Lantern is a GPL program. See copyright.txt and pieces-boards_copyrights.txt in the lantern folder. The free folder is files from jinchess.com client that are utility and under LGPL. I think right now we just use the jin sound package. The lantern folder is all the java code we use and wrote that make up the client and graphics and sounds etc.
Compiling and running lantern is actualy very simple. But to get a couple of packages we use that are not in this repo
as they are not our code though they are open source, unzip a current lantern jar, found at lanternchess.com
(you can change the file extension from jar to zip)
and get the layout and org folders. The package in the org folder is an sqlite driver from xerial.org. The layout folder contains an open source layout known as grid layout, more on that further below. Also get the opening book, lanternopeningbook19 which is referenced by the program. Update there is now a second
apache.commons 1.1 package in the org folder. This is used for base64 encoding/decoding.
The source is on the Apache site if you google the package.
So you should have from this repo two directories, lantern and free and from the jar the org and layout directory and the book. The org folder contains the java sqlite driver used with the opening book and its licence is in licence-for-sqlite-jdbc-master.txt and the source code for it is in sqlite-jdbc-master.zip. I put both these files, the zip and txt, in the org folder. There is also a readme.txt I placed in the org folder with more info. Place these 4 folders and a book in a folder. ( two folders you pull out of this repo)
Update - there is now a 5th folder called engines in the jar that currently includes Mediocre Chess V0.5 and CuckooChess 1.12 Java engines contained in their own jars. There is a mediocre_readme.txt and cuckoo_readme.txt in the engines folder with info on their project pages and how to get their source. They are GPL. While they are packaged in the jar, when it's time to use them, Lantern prompts the user to let it extract them to the Lantern folder and opens them like other engines, with a runtime, and does not link to them in code.
To compiles lantern type javac lantern/*.java to run lantern type java lantern/Lantern Lantern.java contains main.
To jar lantern type jar -cvfm lantern###.jar lantern/manifest.txt lantern free layout org engines lanternopeningbook19.db
I compile lantern in java 6 for release. I have also compiled in Java 8. When i edit lantern I sometimes just compile my changed files, like javac lantern/Lantern.java etc. A string mentioned earlier that was not compiling in channels.java on mac Java 8, has been fixed. Lantern also works now on Java 9 though i've not tried compiling all files on 9, just some.
The free folder files have to be compiled too or you can just get the class files out of the jar. The free folder also contains timestammp which is only in the jar. Chessbot4.java's connect() method could also be altered to just make a regular socket without timestamp. We havent changed the free files i beleive. I havent compiled them in years, i get the class file from the free folder in the jar. But its similar to compiling lantern ie. javac free/*.java etc but get all sub directories. Package lantern only keeps code in the lantern directory not sub directories.
Now some info on some important files.
Lantern.java contains main. It launches the program and makes the menu. It creates the inital program, windows that are open when a user launches lantern or calls creator files. It also creates an instance of chessbot4.java for the telnet and channels.java for the sharedVariables.
chessbot4.java Is lantern's main second thread. It contains the telnet loop. It uses some classes and is a large file that does a lot of things. Everything that prints in consoles is formated there or a class it uses, and it calls gameboard.java with new game datagrams and creates game boards. It handles both level1 and level2 parsing.
channels.java is sort of misnamed. it was meant to store information on variables that make up what channels a user has, but it has long since become the main place global variables are stored.

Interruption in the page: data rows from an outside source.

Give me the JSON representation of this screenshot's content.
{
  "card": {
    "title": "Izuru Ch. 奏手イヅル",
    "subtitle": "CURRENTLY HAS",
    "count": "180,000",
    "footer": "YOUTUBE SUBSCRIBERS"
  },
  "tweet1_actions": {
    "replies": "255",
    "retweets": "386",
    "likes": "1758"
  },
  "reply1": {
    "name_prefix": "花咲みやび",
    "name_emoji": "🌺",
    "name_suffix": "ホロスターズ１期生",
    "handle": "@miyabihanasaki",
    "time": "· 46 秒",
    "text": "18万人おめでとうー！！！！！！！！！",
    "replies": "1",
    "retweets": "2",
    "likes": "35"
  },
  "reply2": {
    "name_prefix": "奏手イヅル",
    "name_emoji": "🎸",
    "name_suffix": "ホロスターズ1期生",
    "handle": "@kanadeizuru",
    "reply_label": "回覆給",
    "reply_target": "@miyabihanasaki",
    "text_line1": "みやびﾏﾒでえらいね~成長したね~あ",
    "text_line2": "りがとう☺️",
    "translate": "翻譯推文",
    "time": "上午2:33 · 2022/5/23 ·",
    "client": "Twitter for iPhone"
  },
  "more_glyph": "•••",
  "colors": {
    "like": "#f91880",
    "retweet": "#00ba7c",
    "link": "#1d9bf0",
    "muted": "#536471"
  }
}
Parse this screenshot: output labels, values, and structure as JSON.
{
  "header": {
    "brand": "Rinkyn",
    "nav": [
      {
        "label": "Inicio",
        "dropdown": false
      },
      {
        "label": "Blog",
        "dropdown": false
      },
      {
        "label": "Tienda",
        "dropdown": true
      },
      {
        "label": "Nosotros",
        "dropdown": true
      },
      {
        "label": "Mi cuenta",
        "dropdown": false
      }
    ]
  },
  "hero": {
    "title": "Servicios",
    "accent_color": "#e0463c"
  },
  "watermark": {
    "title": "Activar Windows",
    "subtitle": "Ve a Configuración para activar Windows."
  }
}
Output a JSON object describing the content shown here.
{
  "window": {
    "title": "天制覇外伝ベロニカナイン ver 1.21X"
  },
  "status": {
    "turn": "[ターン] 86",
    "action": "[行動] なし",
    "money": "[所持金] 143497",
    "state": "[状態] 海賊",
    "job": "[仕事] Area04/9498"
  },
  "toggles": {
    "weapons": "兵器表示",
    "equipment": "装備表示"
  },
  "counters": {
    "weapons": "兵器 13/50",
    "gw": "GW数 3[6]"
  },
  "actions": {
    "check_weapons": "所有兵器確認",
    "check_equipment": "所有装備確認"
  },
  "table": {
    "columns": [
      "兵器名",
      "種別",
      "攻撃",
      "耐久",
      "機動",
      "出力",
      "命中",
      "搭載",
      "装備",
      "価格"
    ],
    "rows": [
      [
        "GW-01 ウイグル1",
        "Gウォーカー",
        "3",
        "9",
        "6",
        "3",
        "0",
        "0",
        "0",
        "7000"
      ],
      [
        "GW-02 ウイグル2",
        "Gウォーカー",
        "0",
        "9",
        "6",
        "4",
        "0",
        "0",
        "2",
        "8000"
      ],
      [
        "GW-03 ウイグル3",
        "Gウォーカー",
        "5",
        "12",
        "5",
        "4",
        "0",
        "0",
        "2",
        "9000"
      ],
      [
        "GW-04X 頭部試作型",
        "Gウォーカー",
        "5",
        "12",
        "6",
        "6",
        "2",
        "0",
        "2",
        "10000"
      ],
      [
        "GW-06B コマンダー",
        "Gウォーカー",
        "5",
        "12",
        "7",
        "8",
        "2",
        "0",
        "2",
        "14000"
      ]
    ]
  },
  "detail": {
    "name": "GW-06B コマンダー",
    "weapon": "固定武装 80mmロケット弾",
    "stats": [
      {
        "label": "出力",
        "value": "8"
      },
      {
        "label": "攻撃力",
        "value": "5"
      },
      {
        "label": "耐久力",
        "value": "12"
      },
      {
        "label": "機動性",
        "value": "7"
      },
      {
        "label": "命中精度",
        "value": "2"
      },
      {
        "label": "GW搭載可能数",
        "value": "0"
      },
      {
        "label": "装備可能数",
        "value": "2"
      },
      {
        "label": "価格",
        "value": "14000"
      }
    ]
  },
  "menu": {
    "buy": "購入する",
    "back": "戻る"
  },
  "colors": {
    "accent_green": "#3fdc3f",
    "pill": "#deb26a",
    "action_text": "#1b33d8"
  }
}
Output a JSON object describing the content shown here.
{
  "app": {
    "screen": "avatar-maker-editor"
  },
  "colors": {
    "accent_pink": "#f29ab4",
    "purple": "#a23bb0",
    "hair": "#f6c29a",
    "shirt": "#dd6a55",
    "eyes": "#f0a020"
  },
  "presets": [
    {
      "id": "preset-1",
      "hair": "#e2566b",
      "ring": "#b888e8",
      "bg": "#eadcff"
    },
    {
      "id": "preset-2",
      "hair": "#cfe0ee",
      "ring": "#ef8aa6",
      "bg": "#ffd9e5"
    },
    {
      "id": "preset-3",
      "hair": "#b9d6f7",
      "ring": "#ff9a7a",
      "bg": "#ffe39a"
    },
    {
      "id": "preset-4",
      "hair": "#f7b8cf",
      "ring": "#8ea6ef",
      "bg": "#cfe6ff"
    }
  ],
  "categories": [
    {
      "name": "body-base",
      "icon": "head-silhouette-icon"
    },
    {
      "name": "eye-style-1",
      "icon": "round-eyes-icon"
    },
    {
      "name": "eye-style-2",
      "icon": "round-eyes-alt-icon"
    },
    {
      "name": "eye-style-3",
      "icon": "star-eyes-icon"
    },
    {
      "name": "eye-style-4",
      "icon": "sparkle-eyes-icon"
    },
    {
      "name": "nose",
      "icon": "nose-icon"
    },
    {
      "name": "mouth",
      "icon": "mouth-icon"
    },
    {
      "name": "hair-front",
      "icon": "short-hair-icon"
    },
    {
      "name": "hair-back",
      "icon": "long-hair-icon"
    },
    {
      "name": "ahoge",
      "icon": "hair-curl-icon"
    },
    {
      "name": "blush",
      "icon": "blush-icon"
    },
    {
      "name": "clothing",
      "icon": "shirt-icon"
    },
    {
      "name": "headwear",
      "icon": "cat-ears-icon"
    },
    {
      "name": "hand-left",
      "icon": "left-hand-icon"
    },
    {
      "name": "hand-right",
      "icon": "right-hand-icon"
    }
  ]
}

All over the program an object called sharedVariables is referenced and this is an instance of channels.java
The game board is basically gameboard.java (its the main frame and loads 3 panels). The three panels are the 64 squares which is gameboardpanel.java the console and tab area which is gameboardconsolepanel.java and the right side of board where move list and stuff is in gameboardcontrolspanel.java The data object as well as methods that reresents the game is in gamestate.java. The int array that represents the chess board is in there. makemove is the function that makes moves in gamestate.java.
Communication between things like console and board to telnet or chessbot4.java happen through two concurrentlylinkedqueues. You'll see them all over one for the board and one for the consoles and rest of program. There is probably no reason to have two queues. That was an early decision. Many files have a reference to the queue passed in and create objects of class myoutput and adds it to the queue. Telnet is constantly checking for new things to act on or send to ICC and this type of queue is thread safe.
Consoles are instances of subframe.java The consoles styleddocuments are modified via the chessbot4.java telnet thread or classes it creates when new data comes in. Typed text is added to the document in subframe.java. Lantern just swaps documents when a tab switch happens. The same document can be displayed in multiple comsoles at once.
I use grouplayout a lot for advanced layouts. Andrey has used for dialogs the package 'layout' which is a folder in the lantern jar as mentioned. I haven't learned how to use it. I think it's called grid layout.